As I waited for the cashier to continue whatever it was she was saying, Information Desk woman opened up the register tape compartment and pulled out a length of blank tape and handed it to me (the return policy was on the back). The cashier apparently had no intention of finishing her thought and was studiously ignoring me.

I read through the words on the back of the register tape and finally came to a bit about how they’d accept returns without a receipt and give credit in the amount of the lowest sale price of the book over the period of the last 6 months. As I tried to verify this with Information Desk woman, she just gazed at me blankly.

Boggled that not a single employee could tell me the store’s return policy, I folded the tape and put it in my purse.

I normally love bookstores. I left with such hatred for this one that I almost don’t want to return the damn books because I feel sure I’ll get pennies for them in exchange, and I don’t want to give them a cent more than they’re legally due. I almost don’t even want the store credit because I don’t want to encourage the unhelpfulness and vacuity of their staff. I left the store feeling hostile and dirty.

I’m almost dreading going back tomorrow with the books to find out what they’re willing to offer me credit-wise. Depending on their answer, if it isn’t worth the feelings of disgust I get from dealing with that store, I’ll keep the damn books and sell them through Amazon.

 

Death Be Not Proud December 28, 2008

Filed under: Holidailies,Navel-Gazing — Wendy @ 10:33 pm

I had planned on writing something thoughtful and profound about grief tonight. Today I stood in front of yet another casket, mourning the loss of yet another life, and I intended to come back and write about it and pull the experience from my memory and make it accessible. I can’t do it.

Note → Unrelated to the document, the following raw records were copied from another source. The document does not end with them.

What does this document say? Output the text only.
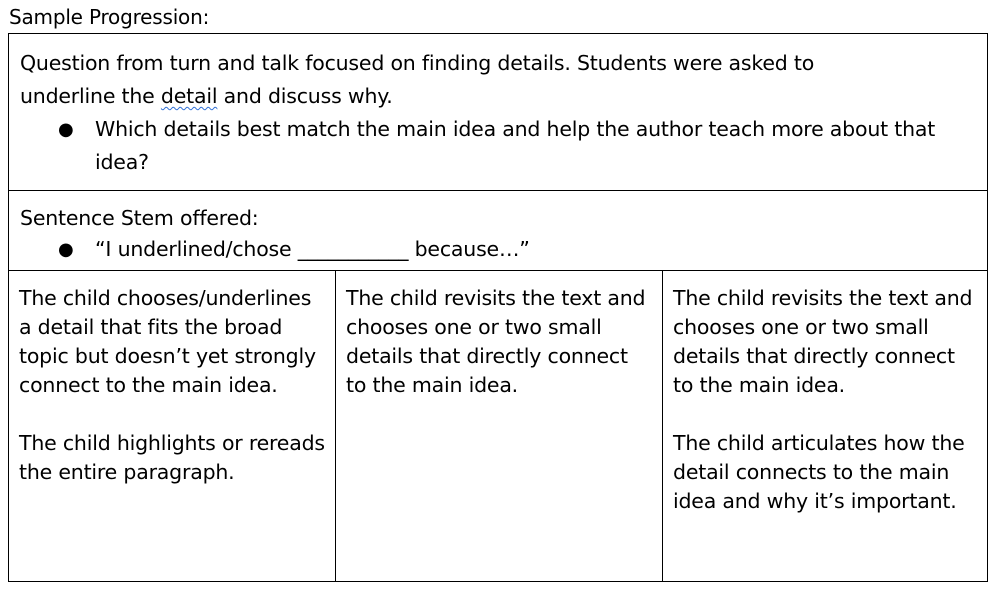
Sample Progression:
Question from turn and talk focused on finding details. Students were asked to
underline the detail and discuss why.
●	Which details best match the main idea and help the author teach more about that idea?
Sentence Stem offered:
●	“I underlined/chose ___________ because…”

The child chooses/underlines a detail that fits the broad topic but doesn’t yet strongly connect to the main idea.

The child highlights or rereads the entire paragraph.

The child revisits the text and chooses one or two small details that directly connect to the main idea.

The child revisits the text and chooses one or two small details that directly connect to the main idea.

The child articulates how the detail connects to the main idea and why it’s important.
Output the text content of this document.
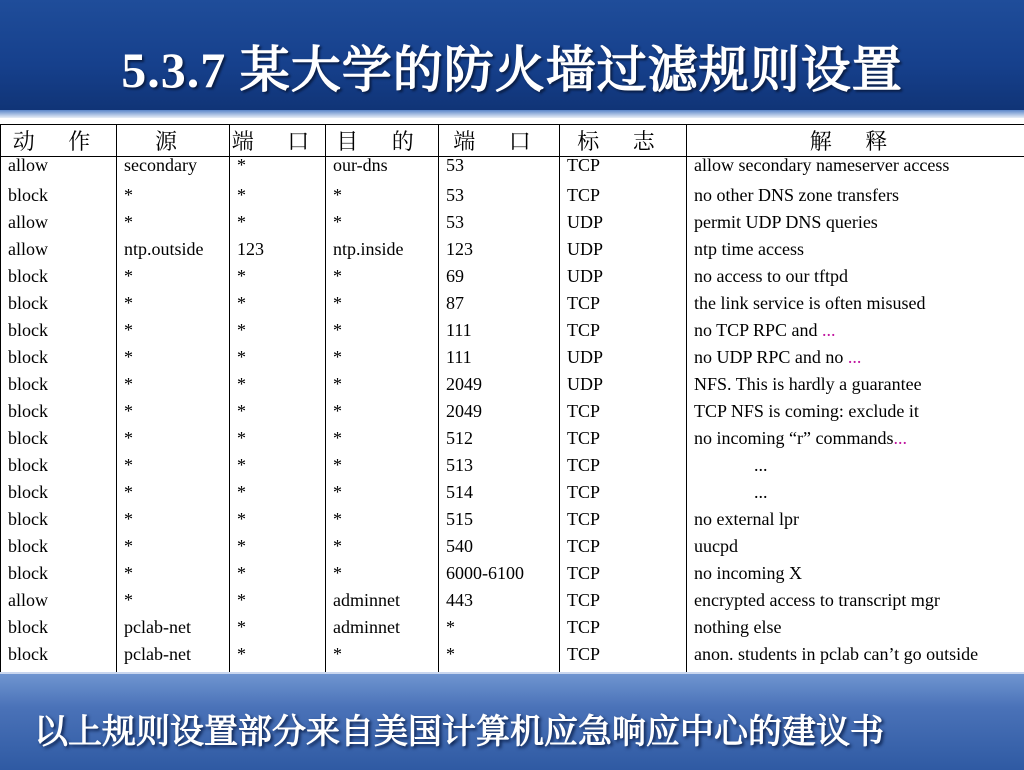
5.3.7 某大学的防火墙过滤规则设置
动 作	源	端 口	目 的	端 口	标 志	解 释
allow	secondary	*	our-dns	53	TCP	allow secondary nameserver access
block	*	*	*	53	TCP	no other DNS zone transfers
allow	*	*	*	53	UDP	permit UDP DNS queries
allow	ntp.outside	123	ntp.inside	123	UDP	ntp time access
block	*	*	*	69	UDP	no access to our tftpd
block	*	*	*	87	TCP	the link service is often misused
block	*	*	*	111	TCP	no TCP RPC and ...
block	*	*	*	111	UDP	no UDP RPC and no ...
block	*	*	*	2049	UDP	NFS. This is hardly a guarantee
block	*	*	*	2049	TCP	TCP NFS is coming: exclude it
block	*	*	*	512	TCP	no incoming “r” commands...
block	*	*	*	513	TCP	...
block	*	*	*	514	TCP	...
block	*	*	*	515	TCP	no external lpr
block	*	*	*	540	TCP	uucpd
block	*	*	*	6000-6100	TCP	no incoming X
allow	*	*	adminnet	443	TCP	encrypted access to transcript mgr
block	pclab-net	*	adminnet	*	TCP	nothing else
block	pclab-net	*	*	*	TCP	anon. students in pclab can’t go outside

以上规则设置部分来自美国计算机应急响应中心的建议书
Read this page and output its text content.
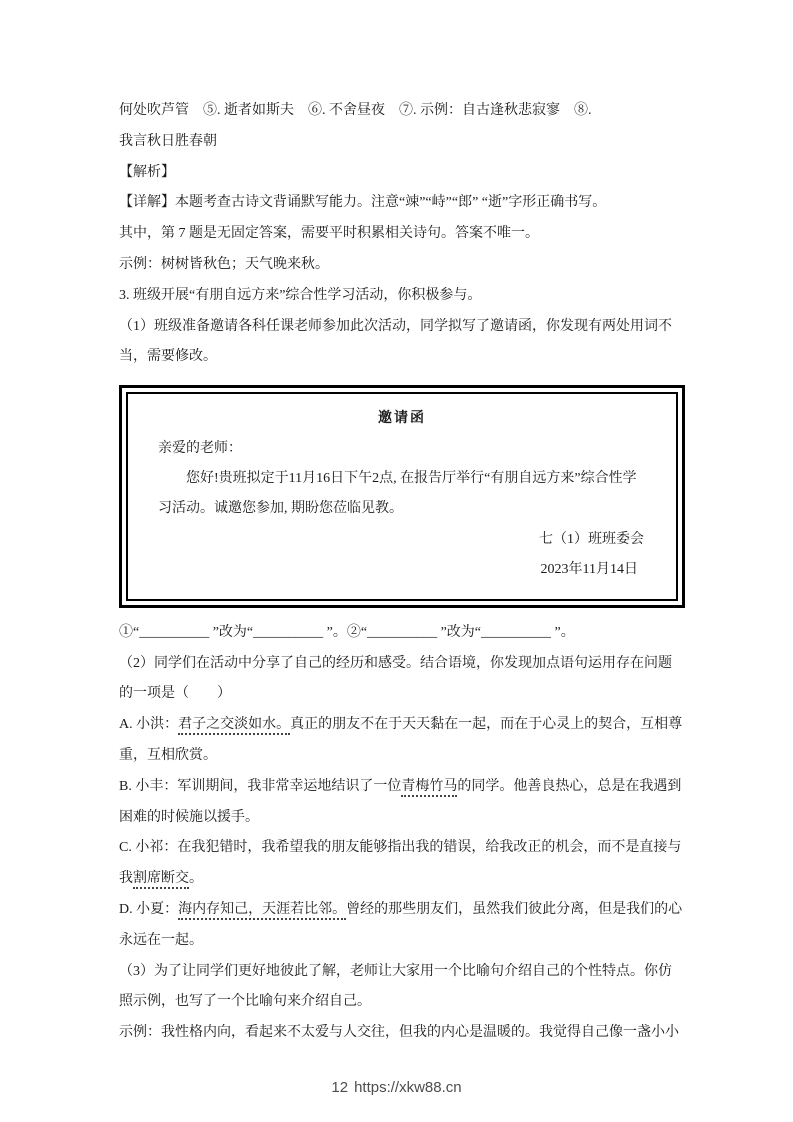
何处吹芦管　⑤. 逝者如斯夫　⑥. 不舍昼夜　⑦. 示例：自古逢秋悲寂寥　⑧.

我言秋日胜春朝

【解析】

【详解】本题考查古诗文背诵默写能力。注意“竦”“峙”“郎” “逝”字形正确书写。

其中，第 7 题是无固定答案，需要平时积累相关诗句。答案不唯一。

示例：树树皆秋色；天气晚来秋。

3. 班级开展“有朋自远方来”综合性学习活动，你积极参与。

（1）班级准备邀请各科任课老师参加此次活动，同学拟写了邀请函，你发现有两处用词不当，需要修改。

邀请函

亲爱的老师：

您好!贵班拟定于11月16日下午2点, 在报告厅举行“有朋自远方来”综合性学习活动。诚邀您参加, 期盼您莅临见教。

七（1）班班委会

2023年11月14日

①“__________ ”改为“__________ ”。②“__________ ”改为“__________ ”。

（2）同学们在活动中分享了自己的经历和感受。结合语境，你发现加点语句运用存在问题的一项是（　　）

A. 小洪：君子之交淡如水。真正的朋友不在于天天黏在一起，而在于心灵上的契合，互相尊重，互相欣赏。

B. 小丰：军训期间，我非常幸运地结识了一位青梅竹马的同学。他善良热心，总是在我遇到困难的时候施以援手。

C. 小祁：在我犯错时，我希望我的朋友能够指出我的错误，给我改正的机会，而不是直接与我割席断交。

D. 小夏：海内存知己，天涯若比邻。曾经的那些朋友们，虽然我们彼此分离，但是我们的心永远在一起。

（3）为了让同学们更好地彼此了解，老师让大家用一个比喻句介绍自己的个性特点。你仿照示例，也写了一个比喻句来介绍自己。

示例：我性格内向，看起来不太爱与人交往，但我的内心是温暖的。我觉得自己像一盏小小

12 https://xkw88.cn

There has been too much sorrow and too much grief. There are constantly more and more losses, yet the ranks of the grieving never seem to lessen. I could try to wax eloquent about the lives and legacies of those I miss, but instead I’m tired. I’m tired of the crying, tired of the emptiness, tired of comforting and being comforted. I’m tired of the never-ending reminders of my own mortality, and I want to forget for a time that there is such a thing as death and loss and sorrow. And so you will hear no such reflections from me.

I will, however, offer John Donne’s words:

Death be not proud, though some have called thee
Mighty and dreadfull, for, thou art not so,
For, those, whom thou think’st, thou dost overthrow,
Die not, poore death, nor yet canst thou kill me.
From rest and sleepe, which but thy pictures bee,
Much pleasure, then from thee, much more must flow,
And soonest our best men with thee doe goe,
Rest of their bones, and soules deliverie.
Thou art slave to Fate, Chance, kings, and desperate men,
And dost with poyson, warre, and sicknesse dwell,
And poppie, or charmes can make us sleepe as well,
And better then thy stroake; why swell’st thou then;
One short sleepe past, wee wake eternally,
And death shall be no more; death, thou shalt die.